A big challenge is that because income is not growing, any increase in one area means a decrease in another. So although loaning money to social enterprise offers a way of potentially recycling and gearing foundation funding, this has to compete with other highly valued beneficiary commitments. Family foundations are very responsive to the needs of organisations trying to raise funds: of the 40 foundations who responded to an online survey, 80% reported such needs had ‘a lot’ or ‘moderate’ influence, one of the strongest influences. Comments included:
- we are still funding areas that the state underfunds.
- we have a long history of reactive grantmaking which is likely to remain our main focus.
- we feel that continuity is important, and we like to be consistent.
For family foundations the choice between meeting immediate need and investment in long-term capacity-building is hard. The two are not seen as direct substitutes. So if foundations are to provide more finance for building business capacity, especially at the high-risk end, they need convincing that their key beneficiary groups will not lose out.

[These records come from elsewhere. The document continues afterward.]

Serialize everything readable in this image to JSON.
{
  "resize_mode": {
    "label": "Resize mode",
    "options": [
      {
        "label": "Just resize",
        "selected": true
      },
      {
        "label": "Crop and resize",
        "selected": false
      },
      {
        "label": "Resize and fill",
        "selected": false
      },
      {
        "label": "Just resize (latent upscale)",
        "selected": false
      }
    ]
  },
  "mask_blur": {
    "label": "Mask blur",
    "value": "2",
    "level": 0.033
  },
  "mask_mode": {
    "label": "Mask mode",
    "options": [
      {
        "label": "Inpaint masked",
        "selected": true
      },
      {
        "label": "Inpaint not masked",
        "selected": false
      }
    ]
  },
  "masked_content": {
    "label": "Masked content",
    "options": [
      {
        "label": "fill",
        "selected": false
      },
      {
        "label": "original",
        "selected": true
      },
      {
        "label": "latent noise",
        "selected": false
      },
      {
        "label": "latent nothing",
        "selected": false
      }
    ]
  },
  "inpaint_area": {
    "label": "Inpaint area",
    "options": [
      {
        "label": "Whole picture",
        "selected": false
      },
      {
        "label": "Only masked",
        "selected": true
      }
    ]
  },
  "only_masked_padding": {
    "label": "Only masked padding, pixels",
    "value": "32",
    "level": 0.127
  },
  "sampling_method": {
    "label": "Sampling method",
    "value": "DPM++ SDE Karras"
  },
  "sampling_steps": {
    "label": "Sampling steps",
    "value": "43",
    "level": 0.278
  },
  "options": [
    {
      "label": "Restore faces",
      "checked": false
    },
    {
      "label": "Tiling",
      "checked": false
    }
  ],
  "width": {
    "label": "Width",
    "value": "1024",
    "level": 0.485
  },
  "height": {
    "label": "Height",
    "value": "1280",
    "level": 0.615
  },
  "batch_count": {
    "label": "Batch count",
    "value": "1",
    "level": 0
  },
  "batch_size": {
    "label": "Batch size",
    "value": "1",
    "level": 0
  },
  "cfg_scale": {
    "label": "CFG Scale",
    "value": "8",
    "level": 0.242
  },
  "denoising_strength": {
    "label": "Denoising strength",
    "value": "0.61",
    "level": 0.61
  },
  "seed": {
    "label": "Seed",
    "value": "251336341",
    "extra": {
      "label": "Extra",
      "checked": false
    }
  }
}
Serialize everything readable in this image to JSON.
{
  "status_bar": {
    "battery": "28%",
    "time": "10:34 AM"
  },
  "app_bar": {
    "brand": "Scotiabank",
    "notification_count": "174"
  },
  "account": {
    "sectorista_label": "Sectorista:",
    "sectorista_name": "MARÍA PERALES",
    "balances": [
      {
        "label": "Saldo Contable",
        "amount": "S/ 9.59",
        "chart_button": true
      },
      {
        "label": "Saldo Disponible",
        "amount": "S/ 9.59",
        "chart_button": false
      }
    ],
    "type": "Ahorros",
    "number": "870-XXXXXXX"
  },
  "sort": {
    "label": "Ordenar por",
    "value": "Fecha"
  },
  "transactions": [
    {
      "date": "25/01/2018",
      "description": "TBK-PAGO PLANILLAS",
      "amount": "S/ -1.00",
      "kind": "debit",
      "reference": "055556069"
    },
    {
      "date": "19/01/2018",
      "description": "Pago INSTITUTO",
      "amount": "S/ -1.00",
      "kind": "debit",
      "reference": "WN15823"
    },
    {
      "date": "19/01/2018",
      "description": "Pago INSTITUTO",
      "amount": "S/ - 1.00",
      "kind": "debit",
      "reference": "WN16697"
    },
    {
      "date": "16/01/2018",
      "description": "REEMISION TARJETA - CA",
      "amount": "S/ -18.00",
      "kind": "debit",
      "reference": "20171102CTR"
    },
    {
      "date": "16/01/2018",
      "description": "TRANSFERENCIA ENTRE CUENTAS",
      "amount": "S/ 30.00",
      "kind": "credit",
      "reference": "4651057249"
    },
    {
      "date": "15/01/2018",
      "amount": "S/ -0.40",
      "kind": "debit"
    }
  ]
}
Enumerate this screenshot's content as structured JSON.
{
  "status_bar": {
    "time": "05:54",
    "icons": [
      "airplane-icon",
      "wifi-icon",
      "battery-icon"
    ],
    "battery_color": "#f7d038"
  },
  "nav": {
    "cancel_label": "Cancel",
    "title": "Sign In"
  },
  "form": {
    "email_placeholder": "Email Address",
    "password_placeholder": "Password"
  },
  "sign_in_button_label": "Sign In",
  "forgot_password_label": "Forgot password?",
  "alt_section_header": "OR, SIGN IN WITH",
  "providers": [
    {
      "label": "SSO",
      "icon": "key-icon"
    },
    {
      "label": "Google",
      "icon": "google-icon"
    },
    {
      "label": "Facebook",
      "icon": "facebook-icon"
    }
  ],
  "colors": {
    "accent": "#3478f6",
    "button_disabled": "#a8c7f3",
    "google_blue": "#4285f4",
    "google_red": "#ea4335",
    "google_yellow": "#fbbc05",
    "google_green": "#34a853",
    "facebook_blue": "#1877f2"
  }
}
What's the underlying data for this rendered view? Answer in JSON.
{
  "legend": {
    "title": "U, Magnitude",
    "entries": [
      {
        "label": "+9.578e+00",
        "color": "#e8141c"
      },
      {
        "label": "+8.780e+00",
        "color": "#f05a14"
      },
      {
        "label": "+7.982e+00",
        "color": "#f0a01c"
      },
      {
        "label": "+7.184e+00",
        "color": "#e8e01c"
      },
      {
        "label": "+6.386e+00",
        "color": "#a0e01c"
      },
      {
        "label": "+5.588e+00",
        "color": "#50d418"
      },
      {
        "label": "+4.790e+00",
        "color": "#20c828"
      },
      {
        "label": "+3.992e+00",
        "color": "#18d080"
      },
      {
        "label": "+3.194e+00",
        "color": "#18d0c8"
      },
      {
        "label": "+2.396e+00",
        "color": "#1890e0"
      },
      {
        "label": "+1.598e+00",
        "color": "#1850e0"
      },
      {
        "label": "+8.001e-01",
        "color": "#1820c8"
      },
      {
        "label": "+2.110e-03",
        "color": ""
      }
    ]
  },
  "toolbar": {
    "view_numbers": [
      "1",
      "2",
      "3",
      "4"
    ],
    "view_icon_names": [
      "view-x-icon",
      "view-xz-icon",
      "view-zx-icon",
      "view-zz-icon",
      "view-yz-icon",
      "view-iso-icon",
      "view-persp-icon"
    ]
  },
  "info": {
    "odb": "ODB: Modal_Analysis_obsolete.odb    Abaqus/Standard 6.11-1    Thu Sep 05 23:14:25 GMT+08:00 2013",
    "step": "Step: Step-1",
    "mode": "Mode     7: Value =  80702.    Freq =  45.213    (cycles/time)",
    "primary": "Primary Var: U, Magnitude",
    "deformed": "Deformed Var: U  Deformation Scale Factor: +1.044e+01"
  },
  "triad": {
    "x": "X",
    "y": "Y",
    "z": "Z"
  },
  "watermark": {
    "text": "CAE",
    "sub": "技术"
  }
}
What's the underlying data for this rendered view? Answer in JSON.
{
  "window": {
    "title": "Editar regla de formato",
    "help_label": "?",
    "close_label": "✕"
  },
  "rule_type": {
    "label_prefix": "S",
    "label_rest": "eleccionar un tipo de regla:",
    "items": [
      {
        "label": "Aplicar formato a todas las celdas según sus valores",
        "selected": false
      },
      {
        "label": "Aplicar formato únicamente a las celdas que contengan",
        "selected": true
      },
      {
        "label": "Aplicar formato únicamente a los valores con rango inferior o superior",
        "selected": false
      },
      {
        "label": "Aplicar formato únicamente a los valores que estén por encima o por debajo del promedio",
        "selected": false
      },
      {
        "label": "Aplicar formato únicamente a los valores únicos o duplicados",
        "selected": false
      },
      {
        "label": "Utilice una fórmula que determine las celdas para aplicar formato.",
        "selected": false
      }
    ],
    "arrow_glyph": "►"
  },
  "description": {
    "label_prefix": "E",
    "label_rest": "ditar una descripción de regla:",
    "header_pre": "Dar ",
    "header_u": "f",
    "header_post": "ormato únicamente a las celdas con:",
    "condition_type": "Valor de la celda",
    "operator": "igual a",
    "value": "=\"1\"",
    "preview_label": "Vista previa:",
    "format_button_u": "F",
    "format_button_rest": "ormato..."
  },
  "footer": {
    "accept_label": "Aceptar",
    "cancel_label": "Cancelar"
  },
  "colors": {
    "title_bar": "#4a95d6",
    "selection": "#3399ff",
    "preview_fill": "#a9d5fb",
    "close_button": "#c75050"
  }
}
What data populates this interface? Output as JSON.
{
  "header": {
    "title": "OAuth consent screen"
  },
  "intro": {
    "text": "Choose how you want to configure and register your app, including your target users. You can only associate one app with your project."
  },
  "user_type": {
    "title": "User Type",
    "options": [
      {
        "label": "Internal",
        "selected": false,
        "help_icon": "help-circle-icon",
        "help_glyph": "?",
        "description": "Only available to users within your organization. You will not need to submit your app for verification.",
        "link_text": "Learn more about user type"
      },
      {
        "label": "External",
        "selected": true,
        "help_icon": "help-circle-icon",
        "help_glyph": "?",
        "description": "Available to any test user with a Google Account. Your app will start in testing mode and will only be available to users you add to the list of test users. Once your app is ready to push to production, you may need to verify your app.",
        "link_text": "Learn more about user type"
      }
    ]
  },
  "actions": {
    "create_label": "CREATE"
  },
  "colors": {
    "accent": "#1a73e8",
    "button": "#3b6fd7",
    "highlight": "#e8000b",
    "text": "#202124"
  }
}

In developing countries investment in building a local health clinic, for example, can bring long-term health services to those who had none. It is harder to make the investment case in the UK where social enterprise often appears to be about efficiency gains and marginal, untested, service improvements.
In contrast it was clear that a small number of foundations in the survey are highly persuaded of the case for social investment. Four out of 40 (10%), said they were influenced ‘a lot’ by it, and a further 7 were ‘moderately’ influenced (18%). One foundation was explicit that alternative social finance would be part of a strategy for expanding its funding base for the future. They said:
- we will provide a broader basis and support capacity building as well as pure financial grants.
Protecting the family silver
So far, this article has looked at foundations’ spending capacity. But for many, the much bigger prize in terms of social investment is access to foundation assets. The total net asset value of the top 100 was £29.7 billion in 2011, representing a real annual fall of 3.5% (or 1.04% if Wellcome is excluded). Asset value has not yet returned to pre-recession value.
Total and eye-popping figures for the value of charity assets are often bandied around in a way that is misleading. Family foundation assets are highly skewed towards a few large foundations. Just 15 own 84% of the assets of the top 100, and the single Wellcome Trust, whose objects are prescribed within health and biomedical fields, represents around half of this.
Far from being a collective asset, foundation assets consist of disparate, often small, funds. Collectively, they are stretched over a wide range of good causes. As with spending, family foundations will have to juggle investment choices between social and economic returns. They still need to be convinced that social investment is a better way of doing things. One comment probably summed up the view of many foundations:
- Social investment is being considered as an interesting new area, but not yet mature enough for us to participate.
Overall, family foundations believe funding will reduce over the next few years. They feel under pressure to find the best way of using or extending limited resources. This exerts both positive and negative influences on attitudes to social investment, increasing interest in its scope to maximise impact, but also their fear of risk-taking.
It has been argued that a barrier to social investment is that trustees lack confidence in the legitimacy of investing charitable assets in this way, for possibly lower financial – albeit higher social – return. The Charity Commission, and more recently the Financial Services Bill, have gone a considerable way to clarify and recognise its legitimacy as an investment option.
The findings of this new research suggestion foundations not only need confidence in the legality of social investment, but more evidence of how it is in the best interests of beneficiaries.